Today, only remnants of the foundation of the Oi Low Club are visible at the site, while a four-storey building stands where the Wah Seong Kok association once stood. Teh’s residence has also been demolished to make way for development.

Few residents in Lahat remember that a settlement opposite the town was once known as Kap Meng Chun (Revolution Village) because the residents were Dr Sun’s supporters.

A cinema named in memory of Dr Sun, The Sun in Ipoh which locals called Chung Shan theatre beside the Kinta River, has also been torn down.

Other buildings established in memory of Dr Sun, including SJKC Chung Shan school in Ipoh, SJKC Chung Sun in Tronoh and SJKC San Min school in Teluk Intan are still in existence.

The Kin Kwok Daily News building in Old Town, Ipoh, still stands. The now-defunct Chinese newspaper was started by a Kuomintang supporter before World War II. The original masthead of the paper was written by Yu Youren, a Kuomintang scholar.

Perak Cave Temple chairman Chong Yin Chat said Yu was a friend of his father Chong Seng Yee, who was the last batch of graduates of the prestigious Whampoa Military Academy in Guangzhou.
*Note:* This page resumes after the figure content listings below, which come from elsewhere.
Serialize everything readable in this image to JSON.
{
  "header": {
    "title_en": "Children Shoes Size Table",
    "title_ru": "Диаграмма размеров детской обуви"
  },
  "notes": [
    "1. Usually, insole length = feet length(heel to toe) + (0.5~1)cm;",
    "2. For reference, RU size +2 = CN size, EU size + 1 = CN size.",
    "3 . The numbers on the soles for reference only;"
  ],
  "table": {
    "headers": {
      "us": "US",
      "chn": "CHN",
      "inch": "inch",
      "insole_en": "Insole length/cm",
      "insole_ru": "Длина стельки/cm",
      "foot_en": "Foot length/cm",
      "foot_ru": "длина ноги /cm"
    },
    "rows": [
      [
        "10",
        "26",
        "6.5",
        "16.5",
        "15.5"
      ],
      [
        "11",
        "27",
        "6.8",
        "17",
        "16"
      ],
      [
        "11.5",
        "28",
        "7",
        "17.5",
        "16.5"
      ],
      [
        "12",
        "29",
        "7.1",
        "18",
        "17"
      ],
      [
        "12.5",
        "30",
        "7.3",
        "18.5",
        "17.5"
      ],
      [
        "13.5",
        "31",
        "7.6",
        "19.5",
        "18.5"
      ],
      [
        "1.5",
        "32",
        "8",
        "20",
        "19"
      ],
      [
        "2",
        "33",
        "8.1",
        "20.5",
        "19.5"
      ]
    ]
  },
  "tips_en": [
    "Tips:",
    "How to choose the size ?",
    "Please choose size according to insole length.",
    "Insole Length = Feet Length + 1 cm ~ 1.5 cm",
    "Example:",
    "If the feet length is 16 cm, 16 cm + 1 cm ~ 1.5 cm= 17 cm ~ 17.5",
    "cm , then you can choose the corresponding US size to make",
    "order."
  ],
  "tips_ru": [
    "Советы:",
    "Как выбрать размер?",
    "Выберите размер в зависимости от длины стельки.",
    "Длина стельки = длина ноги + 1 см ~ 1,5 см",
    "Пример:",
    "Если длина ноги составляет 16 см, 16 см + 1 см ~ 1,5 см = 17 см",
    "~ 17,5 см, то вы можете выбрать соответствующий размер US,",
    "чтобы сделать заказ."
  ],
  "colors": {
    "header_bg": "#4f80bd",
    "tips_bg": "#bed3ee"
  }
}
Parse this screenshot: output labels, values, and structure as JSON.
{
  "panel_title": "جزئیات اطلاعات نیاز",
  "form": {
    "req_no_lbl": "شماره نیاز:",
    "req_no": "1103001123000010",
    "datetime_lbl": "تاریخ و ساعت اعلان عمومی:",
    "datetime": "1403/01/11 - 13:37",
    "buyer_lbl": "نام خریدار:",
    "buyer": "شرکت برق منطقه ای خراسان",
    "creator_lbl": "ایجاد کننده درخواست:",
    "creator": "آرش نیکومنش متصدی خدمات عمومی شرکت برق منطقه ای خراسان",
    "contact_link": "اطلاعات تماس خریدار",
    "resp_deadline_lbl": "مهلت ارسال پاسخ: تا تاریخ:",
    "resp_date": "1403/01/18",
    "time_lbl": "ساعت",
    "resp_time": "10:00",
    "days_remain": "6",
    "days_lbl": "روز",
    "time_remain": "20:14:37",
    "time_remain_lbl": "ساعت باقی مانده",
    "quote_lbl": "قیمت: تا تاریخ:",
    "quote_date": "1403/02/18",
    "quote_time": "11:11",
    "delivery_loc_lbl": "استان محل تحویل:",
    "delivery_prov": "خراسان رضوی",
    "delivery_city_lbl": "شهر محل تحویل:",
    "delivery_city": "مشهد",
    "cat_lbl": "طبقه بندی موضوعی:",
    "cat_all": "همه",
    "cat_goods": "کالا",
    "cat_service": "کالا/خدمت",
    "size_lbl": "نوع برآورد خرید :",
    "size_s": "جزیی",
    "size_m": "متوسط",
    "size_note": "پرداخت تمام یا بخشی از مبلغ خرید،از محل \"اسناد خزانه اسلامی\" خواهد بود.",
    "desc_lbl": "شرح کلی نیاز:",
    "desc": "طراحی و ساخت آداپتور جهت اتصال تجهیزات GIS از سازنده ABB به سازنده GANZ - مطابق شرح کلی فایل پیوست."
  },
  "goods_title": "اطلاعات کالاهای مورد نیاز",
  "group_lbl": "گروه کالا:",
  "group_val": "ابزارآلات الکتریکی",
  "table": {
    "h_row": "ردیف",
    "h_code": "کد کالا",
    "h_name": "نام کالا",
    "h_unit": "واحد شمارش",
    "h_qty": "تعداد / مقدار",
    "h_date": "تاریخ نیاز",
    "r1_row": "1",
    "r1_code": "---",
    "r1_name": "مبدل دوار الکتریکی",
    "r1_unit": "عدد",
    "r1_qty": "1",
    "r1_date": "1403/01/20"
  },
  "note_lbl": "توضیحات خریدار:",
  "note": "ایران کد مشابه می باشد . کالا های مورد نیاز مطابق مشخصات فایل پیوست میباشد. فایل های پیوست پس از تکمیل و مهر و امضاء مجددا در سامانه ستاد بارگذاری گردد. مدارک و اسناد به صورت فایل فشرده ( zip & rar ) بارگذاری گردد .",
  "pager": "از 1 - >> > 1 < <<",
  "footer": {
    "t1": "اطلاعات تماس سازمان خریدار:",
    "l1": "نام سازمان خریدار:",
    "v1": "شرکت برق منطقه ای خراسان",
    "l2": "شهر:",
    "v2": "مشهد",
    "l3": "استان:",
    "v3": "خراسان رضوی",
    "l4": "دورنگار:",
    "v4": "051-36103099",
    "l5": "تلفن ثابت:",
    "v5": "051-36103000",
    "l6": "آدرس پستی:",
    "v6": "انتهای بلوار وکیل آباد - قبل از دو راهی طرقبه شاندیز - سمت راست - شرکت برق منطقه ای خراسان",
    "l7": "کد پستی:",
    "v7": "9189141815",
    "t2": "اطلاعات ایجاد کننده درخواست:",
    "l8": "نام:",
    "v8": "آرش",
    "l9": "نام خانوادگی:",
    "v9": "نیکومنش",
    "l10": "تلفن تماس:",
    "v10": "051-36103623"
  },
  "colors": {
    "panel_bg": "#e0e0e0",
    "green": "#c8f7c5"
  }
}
Yin Chat had set up a Sun Yat-sen Gallery at the temple in 1995 in honour of the Father of Modern China.

On display at the gallery are photographs of Dr Sun, a bust presented by the Sun Yat Sen memorial museum in Taiwan, calligraphy works and reproductions of letters by Dr Sun.

An oil painting of Dr Sun in official uniform, graces the hall of the Perak Chinese Amateur Dramatic Association.

A framed certificate with the autograph of Sun Wen (Dr Sun’s birth name) dated 1912, expressing appreciation to the association for its efforts in raising funds for the Canton floods and other charitable acts, hangs proudly from the wall.

In Assam Kumbang, Taiping, the Chang Chun Pu bungalow or Evergreen Mansion, where Dr Sun and Chen Cuifen once stayed, is now owned by Aun Tong Sdn Bhd, a coffee powder manufacturing factory.

As these relics from the past lay largely forgotten by the masses, the few who remember them cherish the rich legacy and their vital links with an indomitable man who eventually became known as the foremost pioneer of Nationalist China.

Several descendants of Dr Sun from all over the world are expected to be in Penang between Nov 19 and 22 to attend the 22nd joint conference of the Sun Yat-sen and Soong Ching-ling memorials in conjunction with the International Centennial Celebrations of Sun Yat-sen’s ‘Penang Conference’.